Simulations, cache-baking, neural texture work, ML inference and training, asset processing, LoRA training, heavy ComfyUI workflows. Anything that wants serious GPU horsepower for ten minutes or ten hours and needs it within a couple of seconds.

If you have used RunPod or Modal, it is a bit like those, but cheaper, instant availablility, with more GPU options, aligned to TPN security requirements, and built directly into Spark Cloud Studio.

That last part matters. Fuse speaks the same language as the rest of Spark. Same login. Same billing. One stack. Outputs stream straight to your ShareSync storage, so the job does not feel like it has disappeared into another system somewhere

Two flavours

  • InstantCompute from $0.49/hr for an NVIDIA T4 GPU up to $3.15/hr for NVIDIA RTX PRO 6000 Blackwell GPUs. Sub-2-second cold start from a warm pool. Feels local.

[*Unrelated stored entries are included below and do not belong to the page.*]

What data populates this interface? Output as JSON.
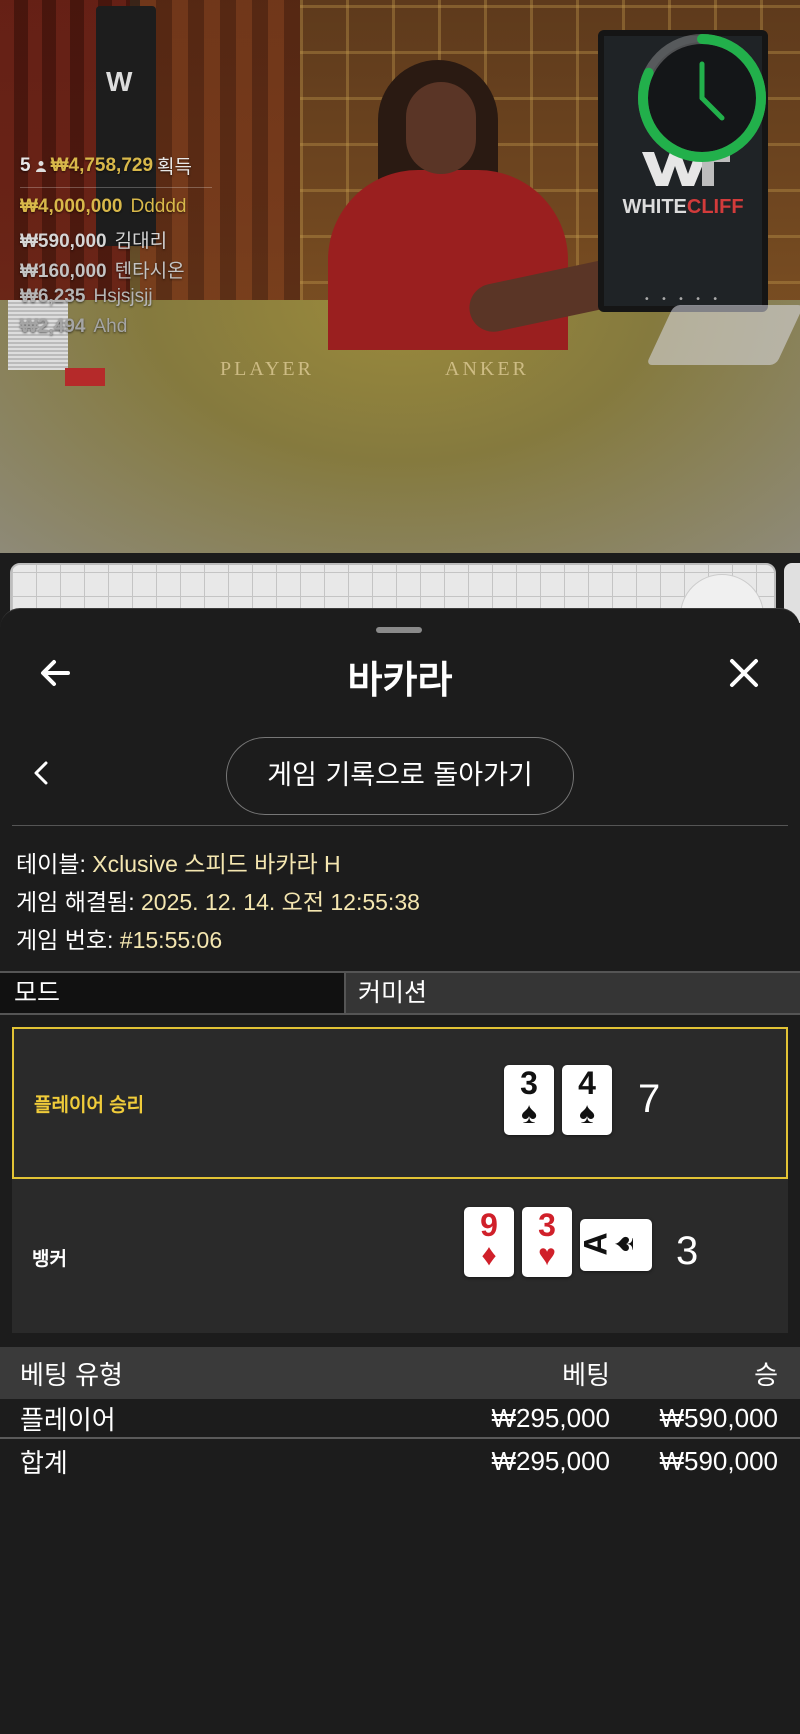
{
  "winners": {
    "count": "5",
    "total": "₩4,758,729",
    "suffix": "획득",
    "list": [
      {
        "amount": "₩4,000,000",
        "name": "Ddddd",
        "color": "#d8b84a"
      },
      {
        "amount": "₩590,000",
        "name": "김대리",
        "color": "#d6d6d6"
      },
      {
        "amount": "₩160,000",
        "name": "텐타시온",
        "color": "#c4c4c4"
      },
      {
        "amount": "₩6,235",
        "name": "Hsjsjsjj",
        "color": "#b5b5b5"
      },
      {
        "amount": "₩2,494",
        "name": "Ahd",
        "color": "#a5a5a5"
      }
    ]
  },
  "video": {
    "table_player": "PLAYER",
    "table_banker": "ANKER",
    "monitor_brand": "WHITE",
    "monitor_brand_accent": "CLIFF",
    "monitor_dots": "• • • • •",
    "left_monitor_logo": "W"
  },
  "timer": {
    "progress": 0.82,
    "color": "#22b04b"
  },
  "sheet": {
    "title": "바카라",
    "back_button": "게임 기록으로 돌아가기",
    "info": {
      "table_label": "테이블: ",
      "table_value": "Xclusive 스피드 바카라 H",
      "resolved_label": "게임 해결됨: ",
      "resolved_value": "2025. 12. 14. 오전 12:55:38",
      "number_label": "게임 번호: ",
      "number_value": "#15:55:06"
    },
    "mode": {
      "label": "모드",
      "value": "커미션"
    },
    "player": {
      "label": "플레이어 승리",
      "label_color": "#f0cc3a",
      "cards": [
        {
          "rank": "3",
          "suit": "♠",
          "color": "black"
        },
        {
          "rank": "4",
          "suit": "♠",
          "color": "black"
        }
      ],
      "score": "7"
    },
    "banker": {
      "label": "뱅커",
      "cards": [
        {
          "rank": "9",
          "suit": "♦",
          "color": "red"
        },
        {
          "rank": "3",
          "suit": "♥",
          "color": "red"
        },
        {
          "rank": "A",
          "suit": "♠",
          "color": "black",
          "sideways": true
        }
      ],
      "score": "3"
    },
    "bets": {
      "headers": {
        "type": "베팅 유형",
        "bet": "베팅",
        "win": "승"
      },
      "rows": [
        {
          "type": "플레이어",
          "bet": "₩295,000",
          "win": "₩590,000"
        }
      ],
      "total": {
        "type": "합계",
        "bet": "₩295,000",
        "win": "₩590,000"
      }
    }
  }
}
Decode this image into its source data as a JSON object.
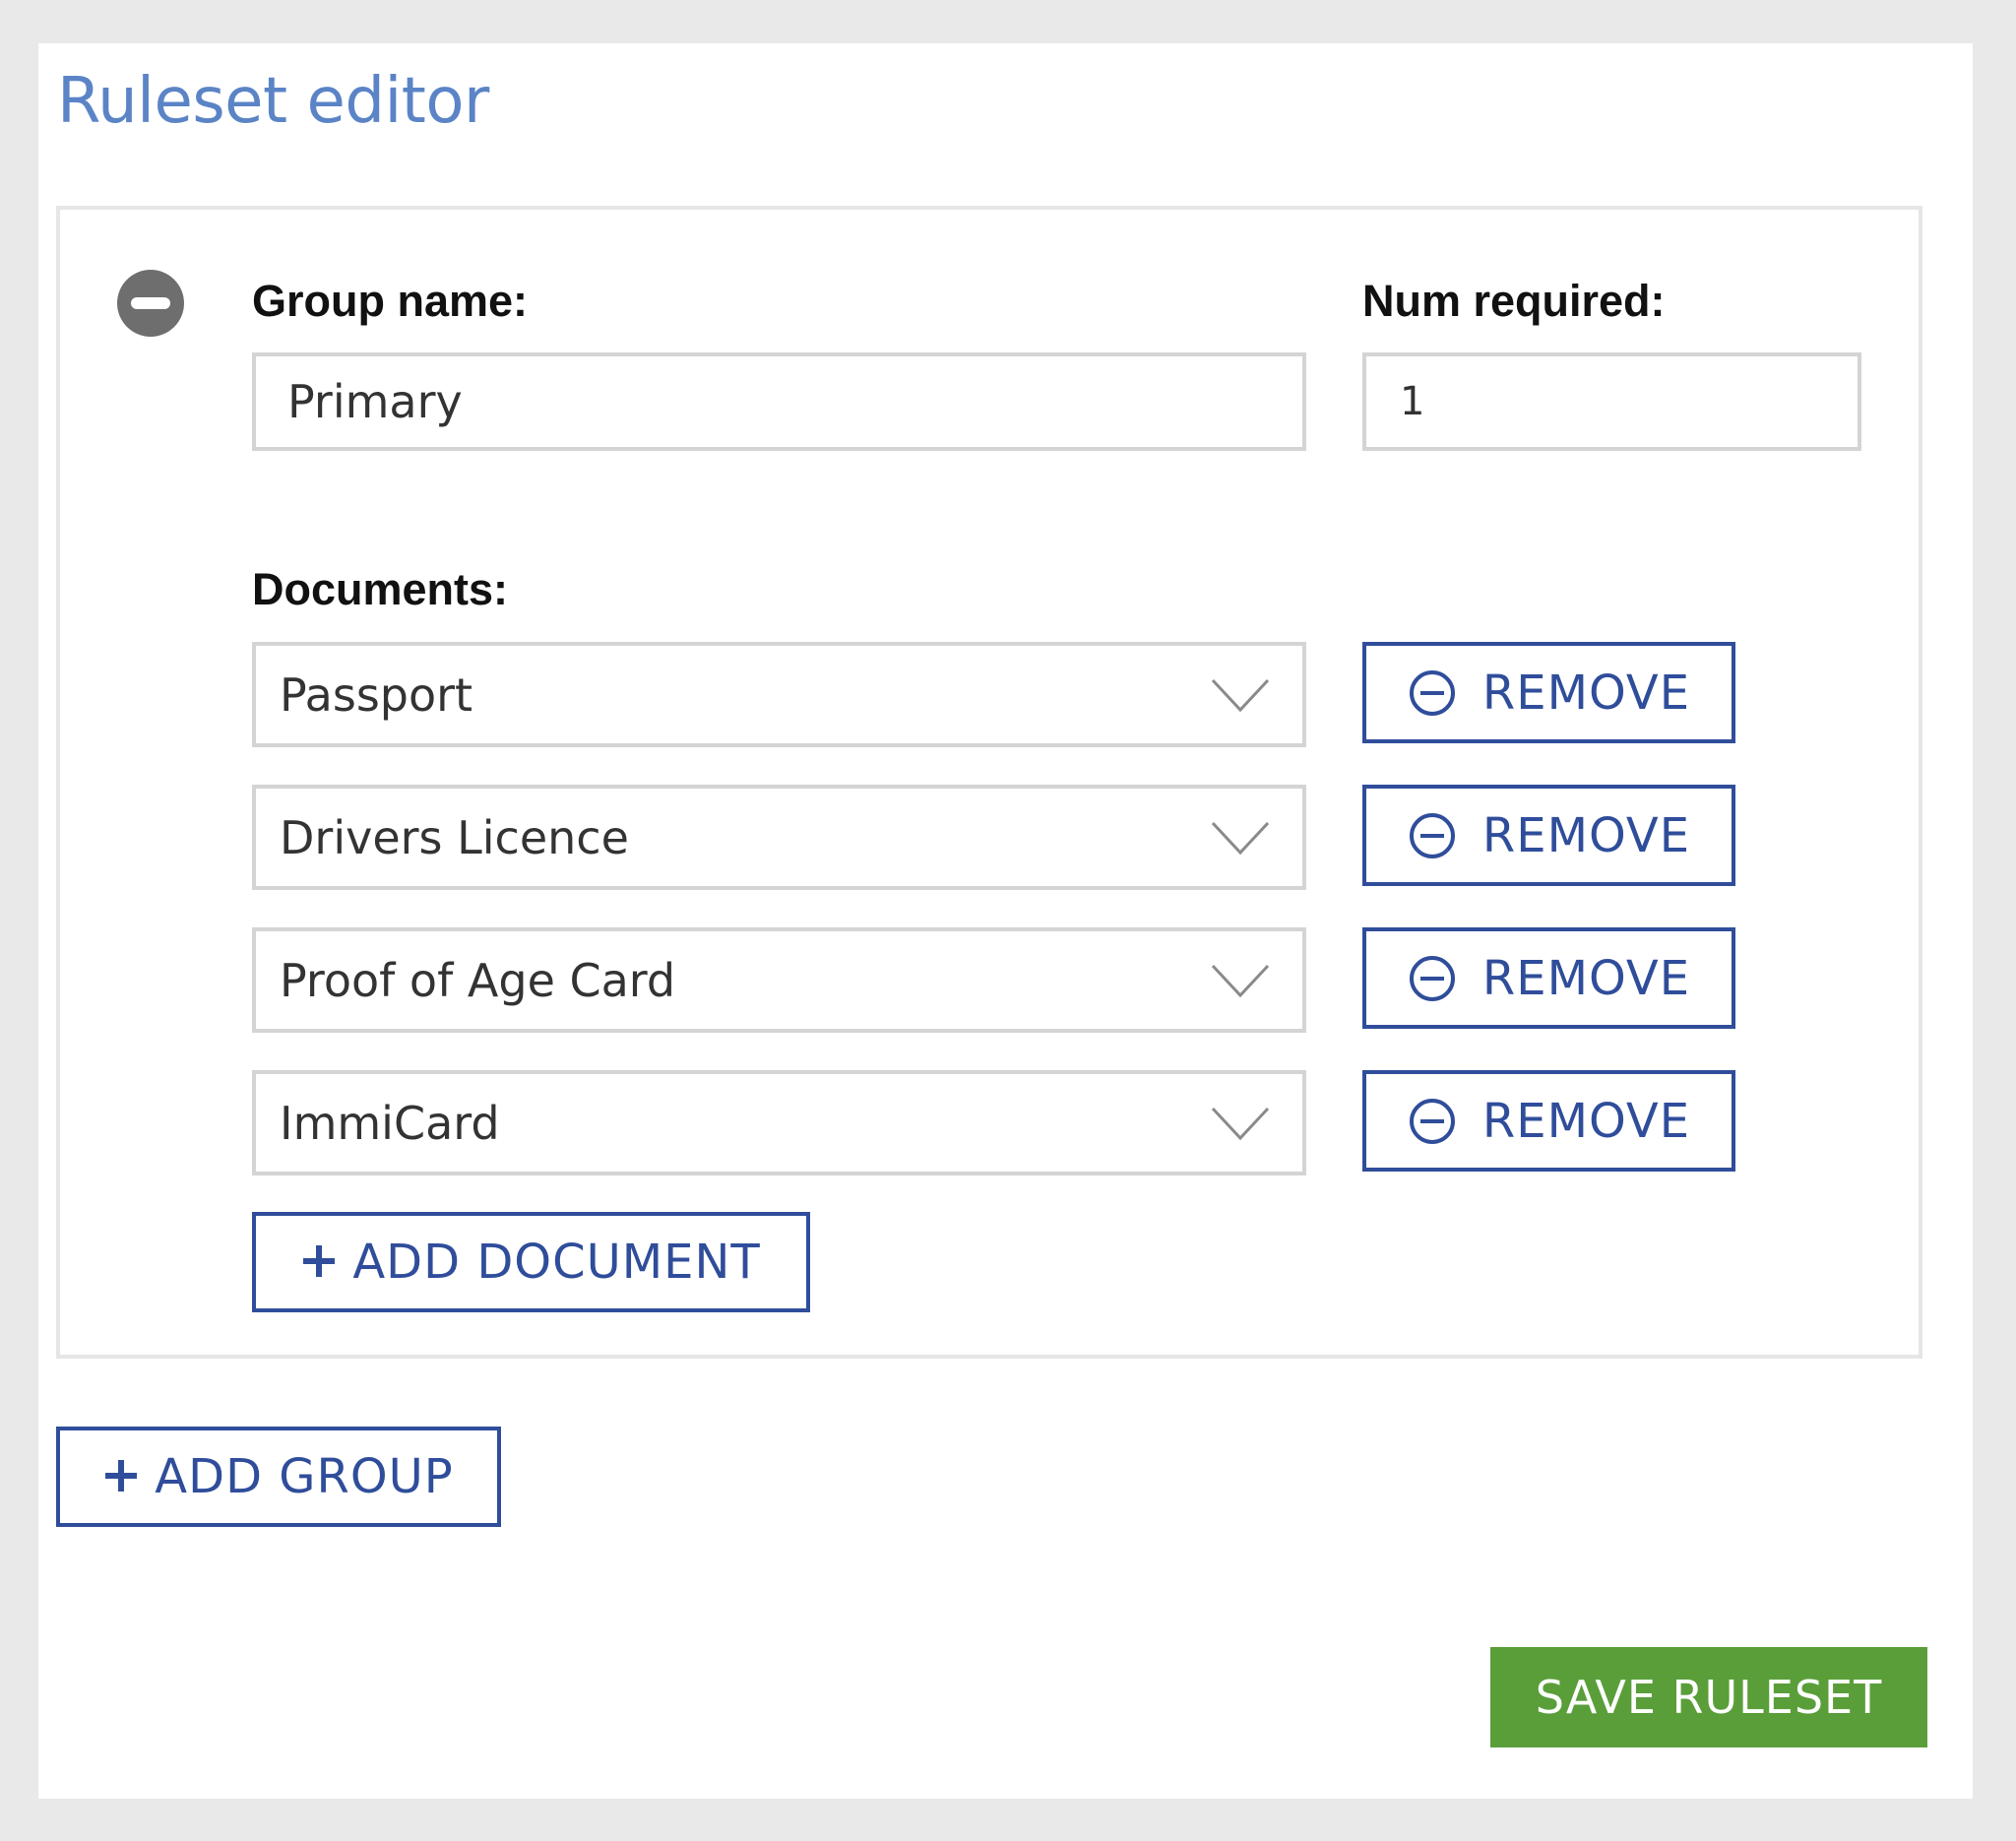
{
  "page": {
    "title": "Ruleset editor"
  },
  "group": {
    "group_name_label": "Group name:",
    "group_name_value": "Primary",
    "num_required_label": "Num required:",
    "num_required_value": "1",
    "documents_label": "Documents:",
    "documents": [
      {
        "value": "Passport",
        "remove_label": "REMOVE"
      },
      {
        "value": "Drivers Licence",
        "remove_label": "REMOVE"
      },
      {
        "value": "Proof of Age Card",
        "remove_label": "REMOVE"
      },
      {
        "value": "ImmiCard",
        "remove_label": "REMOVE"
      }
    ],
    "add_document_label": "ADD DOCUMENT"
  },
  "add_group_label": "ADD GROUP",
  "save_label": "SAVE RULESET",
  "icons": {
    "remove_group": "minus-circle-filled-icon",
    "remove_document": "minus-circle-outline-icon",
    "dropdown": "chevron-down-icon",
    "add": "plus-icon"
  },
  "colors": {
    "title": "#5b84c6",
    "accent_blue": "#2f4d9a",
    "save_green": "#5a9e3a",
    "icon_gray": "#6e6e6e",
    "background": "#e9e9e9"
  }
}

  • SmartCompute from $0.29/hr for NVIDIA T4 GPU up to $1.19/hr for NVIDIA RTX PRO 6000 Blackwell GPUs. 60 to 180 second Spot launch, up to 70% cheaper, for jobs where you can tolerate the slower start.

Why we’re excited

  • Outputs land in ShareSync as the job runs. No copying files around, no babysitting an S3 bucket or a URL. Your /Compute Jobs/ folder fills up while you are working on something else.
  • Live log streaming. Submit a job and watch your stdout and stderr roll into your terminal in real time. Training loss, frame counts, whatever you are writing out, it is right there.
  • Any GPU you actually want. NVIDIA T4 GPU for quick inference, NVIDIA RTX PRO 6000 Blackwell GPU with 96GB of VRAM for the heavy lifting, NVIDIA A100, and NVIDIA H100 for the truly monstrous workloads.
  • It is quick. We tested it on a stack of Houdini sims, including a super heavy FLIP setup and a 512³ smoke sim with full raytraced volumetric shadows, emission, and self-shadowing. A 180-frame demo loop, sim included, in about 20 seconds. Faster than most artists’ local cards can manage, with the EXRs available in Nuke on a Spark workstation a few seconds later.

Spark Fuse is in private early access right now.

We are starting with the kinds of jobs that usually fall awkwardly between a workstation and a render farm: LoRA training, neural rendering, volumetric sims, ML inference at scale, heavy procedural work, and anything else where iteration speed matters more than watching another queue crawl along.

That is the space Spark Fuse is built for.

Not another machine to sit inside.

Another way to get the heavy work moving.